The French hair expert explains all over macarons and coffee. (Photo: Instagram)
“I don’t change any of my products for anyone, American or French,” says David Mallett, the acclaimed Paris-based hairdresser whose clients include Clémence Poésy, Diane Kruger, Marion Cotillard, Natalie Portman, and Selena Gomez. I had first met him and his team back in 2012 at the Colette Carnival in the Tuileries in Paris, where he had styled my hair into a chic low chignon that I was never able to replicate ever again — probably because I didn’t have the right techniques or products. His legendary Parisian salon headquarters, where he sees eight clients a day, is an edifice built in 1640, complete with a rooftop flower garden and taxidermy. Today, on Bastille Day, over macarons (he flew them in from Paris, ooh la la…) and coffee, Mallett, who in his 35-year-long career has seen a lot of hair, explained the inexplicable French hair philosophy, for both men and women, to Yahoo Beauty — a beauty perspective that made a lot more sense once he demonstrated his fuss-free, perfume-free, and colorant-free eponymous product line.
David Mallett’s eponymous hair care line. (Photo: Shen Beauty)

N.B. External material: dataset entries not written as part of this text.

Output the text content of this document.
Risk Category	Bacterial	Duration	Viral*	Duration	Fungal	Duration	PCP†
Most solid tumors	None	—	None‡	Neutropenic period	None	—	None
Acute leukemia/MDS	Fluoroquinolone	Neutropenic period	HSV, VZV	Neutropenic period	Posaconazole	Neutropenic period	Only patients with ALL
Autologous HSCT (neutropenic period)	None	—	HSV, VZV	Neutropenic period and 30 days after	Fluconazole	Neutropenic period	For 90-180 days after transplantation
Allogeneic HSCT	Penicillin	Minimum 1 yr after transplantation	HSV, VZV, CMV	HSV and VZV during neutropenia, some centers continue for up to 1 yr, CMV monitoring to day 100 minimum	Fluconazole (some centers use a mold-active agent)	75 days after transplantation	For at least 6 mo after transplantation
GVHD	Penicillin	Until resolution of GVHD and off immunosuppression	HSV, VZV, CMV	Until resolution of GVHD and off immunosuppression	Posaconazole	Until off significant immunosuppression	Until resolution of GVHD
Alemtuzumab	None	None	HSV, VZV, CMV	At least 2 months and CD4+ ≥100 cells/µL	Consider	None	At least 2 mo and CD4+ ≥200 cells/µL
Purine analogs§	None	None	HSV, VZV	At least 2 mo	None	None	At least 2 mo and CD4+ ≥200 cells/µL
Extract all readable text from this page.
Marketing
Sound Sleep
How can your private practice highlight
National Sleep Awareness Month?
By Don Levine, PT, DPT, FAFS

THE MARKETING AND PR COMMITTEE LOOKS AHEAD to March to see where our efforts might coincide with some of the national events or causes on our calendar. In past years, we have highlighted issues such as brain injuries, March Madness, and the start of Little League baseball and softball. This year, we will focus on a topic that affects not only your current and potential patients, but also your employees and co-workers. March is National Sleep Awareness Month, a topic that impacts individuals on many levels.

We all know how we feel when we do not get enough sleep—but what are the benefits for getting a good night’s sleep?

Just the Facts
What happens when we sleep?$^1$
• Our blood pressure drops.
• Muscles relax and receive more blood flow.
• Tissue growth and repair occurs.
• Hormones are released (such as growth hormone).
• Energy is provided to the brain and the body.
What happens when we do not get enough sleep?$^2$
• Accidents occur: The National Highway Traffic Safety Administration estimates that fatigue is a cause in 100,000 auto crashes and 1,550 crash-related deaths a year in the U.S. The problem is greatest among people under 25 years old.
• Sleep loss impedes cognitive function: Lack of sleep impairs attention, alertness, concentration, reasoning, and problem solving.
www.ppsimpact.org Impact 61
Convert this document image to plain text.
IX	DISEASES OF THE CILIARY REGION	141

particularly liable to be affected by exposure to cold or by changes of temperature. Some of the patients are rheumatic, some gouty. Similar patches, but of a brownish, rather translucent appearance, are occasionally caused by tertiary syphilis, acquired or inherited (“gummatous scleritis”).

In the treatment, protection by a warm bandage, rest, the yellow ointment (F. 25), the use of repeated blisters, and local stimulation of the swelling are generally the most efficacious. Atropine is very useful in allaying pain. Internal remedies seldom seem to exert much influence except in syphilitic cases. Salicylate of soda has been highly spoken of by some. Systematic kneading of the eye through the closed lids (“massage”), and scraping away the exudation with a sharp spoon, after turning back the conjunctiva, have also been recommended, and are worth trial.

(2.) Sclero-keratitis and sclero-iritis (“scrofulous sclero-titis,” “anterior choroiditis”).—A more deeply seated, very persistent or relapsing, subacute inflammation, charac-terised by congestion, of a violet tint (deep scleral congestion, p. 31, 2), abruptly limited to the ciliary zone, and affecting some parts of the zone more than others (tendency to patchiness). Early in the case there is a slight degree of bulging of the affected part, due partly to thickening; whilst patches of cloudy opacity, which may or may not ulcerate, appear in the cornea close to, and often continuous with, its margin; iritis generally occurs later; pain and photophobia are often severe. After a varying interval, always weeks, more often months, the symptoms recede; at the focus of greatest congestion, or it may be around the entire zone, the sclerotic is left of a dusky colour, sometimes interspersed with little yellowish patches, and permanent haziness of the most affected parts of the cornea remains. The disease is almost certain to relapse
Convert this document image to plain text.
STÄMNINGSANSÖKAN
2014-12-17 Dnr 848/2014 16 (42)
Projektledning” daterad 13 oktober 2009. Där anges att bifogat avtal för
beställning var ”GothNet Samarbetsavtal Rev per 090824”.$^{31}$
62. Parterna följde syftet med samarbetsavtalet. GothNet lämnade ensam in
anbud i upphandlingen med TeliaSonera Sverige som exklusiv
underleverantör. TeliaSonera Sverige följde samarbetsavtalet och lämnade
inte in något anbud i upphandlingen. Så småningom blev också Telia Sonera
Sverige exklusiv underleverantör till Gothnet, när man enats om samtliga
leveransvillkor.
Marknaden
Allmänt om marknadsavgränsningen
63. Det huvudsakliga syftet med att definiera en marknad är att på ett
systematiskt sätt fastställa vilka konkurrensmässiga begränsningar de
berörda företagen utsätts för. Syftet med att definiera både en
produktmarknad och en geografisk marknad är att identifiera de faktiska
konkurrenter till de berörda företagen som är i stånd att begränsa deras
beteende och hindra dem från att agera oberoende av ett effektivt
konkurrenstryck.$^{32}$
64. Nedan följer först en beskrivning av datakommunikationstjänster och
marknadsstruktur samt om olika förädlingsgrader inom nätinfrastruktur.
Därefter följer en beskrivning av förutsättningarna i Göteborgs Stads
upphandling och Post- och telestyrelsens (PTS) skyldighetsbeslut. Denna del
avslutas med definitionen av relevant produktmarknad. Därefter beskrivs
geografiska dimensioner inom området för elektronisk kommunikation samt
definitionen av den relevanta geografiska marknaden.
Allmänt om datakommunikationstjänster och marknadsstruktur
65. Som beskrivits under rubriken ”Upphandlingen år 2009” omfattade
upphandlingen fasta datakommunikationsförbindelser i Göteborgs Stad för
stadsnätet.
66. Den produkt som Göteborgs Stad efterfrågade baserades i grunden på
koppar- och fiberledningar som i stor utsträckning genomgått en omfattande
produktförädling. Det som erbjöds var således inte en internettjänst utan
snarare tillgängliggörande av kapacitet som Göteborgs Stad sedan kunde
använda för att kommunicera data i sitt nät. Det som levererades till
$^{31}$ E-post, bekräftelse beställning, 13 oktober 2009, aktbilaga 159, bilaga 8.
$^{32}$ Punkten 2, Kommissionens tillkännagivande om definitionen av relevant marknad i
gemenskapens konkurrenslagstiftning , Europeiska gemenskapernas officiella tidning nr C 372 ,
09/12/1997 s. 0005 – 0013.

Keep your hair healthy with infrequent washes.
Some of his most high-flying clients come in for a singular weekly blowout. “I know women who don’t own any products, not even shampoo,” says Mallett. “I ask them, ‘What do you do when you travel?’ They tell me that they see the salon at the hotel.” For most of us who still wash our own hair, Mallett created two ranges, No.1 L’Hydratation and No.2 Le Volume. According to Mallett, French women believe that shampooing frequently strips their hair of moisture. “They’re also less sporty than American women,” he explains. “I don’t get many clients who need to shower after the gym.” L’Hydratation shampoo ($45) is ideal for color-treated or damaged hair because it hydrates without weight. It’s low lathering, which means you need to do two applications with each wash. “I like to use it as body wash,” Mallett adds. In addition to the shampoo and conditioner ($50), there is a creamy mask ($75) for extremely dry hair.
Get volume from products, not blowouts.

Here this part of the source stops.